Как труден жизни путь был очень, как дочь, покинув отчий дом…
Как полюбился ей убийца, вошедший в дом потом.
Как сын без послушанья старшим пошел за ним же на войну,
Не зная вовсе жизни правды, все воспринимая как игру…
Как у могил стоял их после возвращения с войны,
Как много после в размышлениях… искал своей он в том вины…
Как много думал и страдал он, не зная, что за наказание…
В чем был повинен его род, за что дались эти страданья.
Он редко вспоминал о прошлом!
Лишь изредка, когда себя видел в другом,
И слышал речь просящего прощенья…
Воспоминая о былом.
Ох … много что случилось в жизни – всех бед и благ, что было с ним, не счесть…

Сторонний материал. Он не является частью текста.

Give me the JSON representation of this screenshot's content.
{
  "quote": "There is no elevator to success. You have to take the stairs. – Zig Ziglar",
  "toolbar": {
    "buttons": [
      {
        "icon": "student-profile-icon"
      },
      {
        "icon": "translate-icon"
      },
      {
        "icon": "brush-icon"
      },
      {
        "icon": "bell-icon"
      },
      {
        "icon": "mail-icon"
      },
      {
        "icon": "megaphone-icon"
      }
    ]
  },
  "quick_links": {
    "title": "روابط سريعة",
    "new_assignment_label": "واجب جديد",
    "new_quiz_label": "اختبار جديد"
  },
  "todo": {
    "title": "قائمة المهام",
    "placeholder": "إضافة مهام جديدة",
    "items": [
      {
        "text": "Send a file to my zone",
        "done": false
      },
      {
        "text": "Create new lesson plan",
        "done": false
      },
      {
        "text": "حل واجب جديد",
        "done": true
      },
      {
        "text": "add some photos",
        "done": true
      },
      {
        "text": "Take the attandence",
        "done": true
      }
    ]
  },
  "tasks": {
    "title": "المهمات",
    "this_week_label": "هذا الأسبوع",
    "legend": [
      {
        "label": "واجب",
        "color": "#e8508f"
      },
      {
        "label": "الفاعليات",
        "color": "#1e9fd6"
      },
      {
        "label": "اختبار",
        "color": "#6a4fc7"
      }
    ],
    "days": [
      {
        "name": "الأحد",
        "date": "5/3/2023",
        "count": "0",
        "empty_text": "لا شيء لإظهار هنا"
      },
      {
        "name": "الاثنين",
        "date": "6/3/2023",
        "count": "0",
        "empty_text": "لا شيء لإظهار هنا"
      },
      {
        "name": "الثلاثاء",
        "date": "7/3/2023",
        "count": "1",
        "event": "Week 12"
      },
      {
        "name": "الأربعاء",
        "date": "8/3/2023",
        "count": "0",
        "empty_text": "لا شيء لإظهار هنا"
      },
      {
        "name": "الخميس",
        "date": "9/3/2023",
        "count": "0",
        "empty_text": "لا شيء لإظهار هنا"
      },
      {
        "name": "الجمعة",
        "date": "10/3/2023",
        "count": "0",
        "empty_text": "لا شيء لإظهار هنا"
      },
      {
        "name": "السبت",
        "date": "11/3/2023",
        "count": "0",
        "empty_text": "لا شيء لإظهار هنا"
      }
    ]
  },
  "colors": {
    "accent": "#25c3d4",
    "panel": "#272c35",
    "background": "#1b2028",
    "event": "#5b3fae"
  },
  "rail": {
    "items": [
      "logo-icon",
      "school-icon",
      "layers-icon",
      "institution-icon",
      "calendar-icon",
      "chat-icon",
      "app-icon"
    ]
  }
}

Он много пережил за свои годы.
Всегда был добр, хранил и честь.
И вот, дверь храма закрывая
(последний вышел уж паломник),
Священник, выход озирая, на плитке храма видит кортик.
Он замер (…только на мгновенье), поближе подошел к двери,
Рукой толкнул ее легонько и запер изнутри.
Шагнув вперед, слегка нагнулся и подобрал кинжал.
На нем, прищурившись немного, он надпись прочитал:
«О ты, заблудший во страданьи,
Не понимающий себя,
Коль суждено тебе погибнуть,
Твоею карой стану я».
«Как странно… – в мыслях промелькнуло. –
Кто в храм ко мне пришел с тобой?
Али затеял кто дурное… или хотел прийти за мной?..
Если хотел, то передумал? Зачем оставил здесь его?
Наверно, обронил случайно.
Зачем принес он, все равно?..»
И вот в руке его кинжал.
Заходит в комнату свою.
Кладет кинжал, выходит.
Идет затем он к алтарю.
Он медленно идет, не слышно даже дыхания его.
Его покой и средоточья не нарушает ничего.
И взгляд его, уверенности полный – усталости не видно тени…
Пред Богом Библию читая,
Себя он в рабство не отдаст печали, лжи, обидам, лени…
И вот стоит пред алтарем.
Стоит и книгу открывает,
Закладка есть в сказаньи том, с нее читать и начинает.
Он помнит строки наизусть… их по привычке открывает.
Он смотрит в купол, говорит, пред ним свеча стоит, сгорает,
И от нее мерцанья свет в глазах священника играет…
Проходит время с полчаса, но не замечено оно…
Еще немного… и за храмом было совсем уже темно.
Во храме ж свечи догорают, пора уже их поменять,
Священник от молитв, признаний с колен уж начал привставать.
(Уже глубокой была ночь,
Он, опустившись на колени – в мольбе себе хотел помочь).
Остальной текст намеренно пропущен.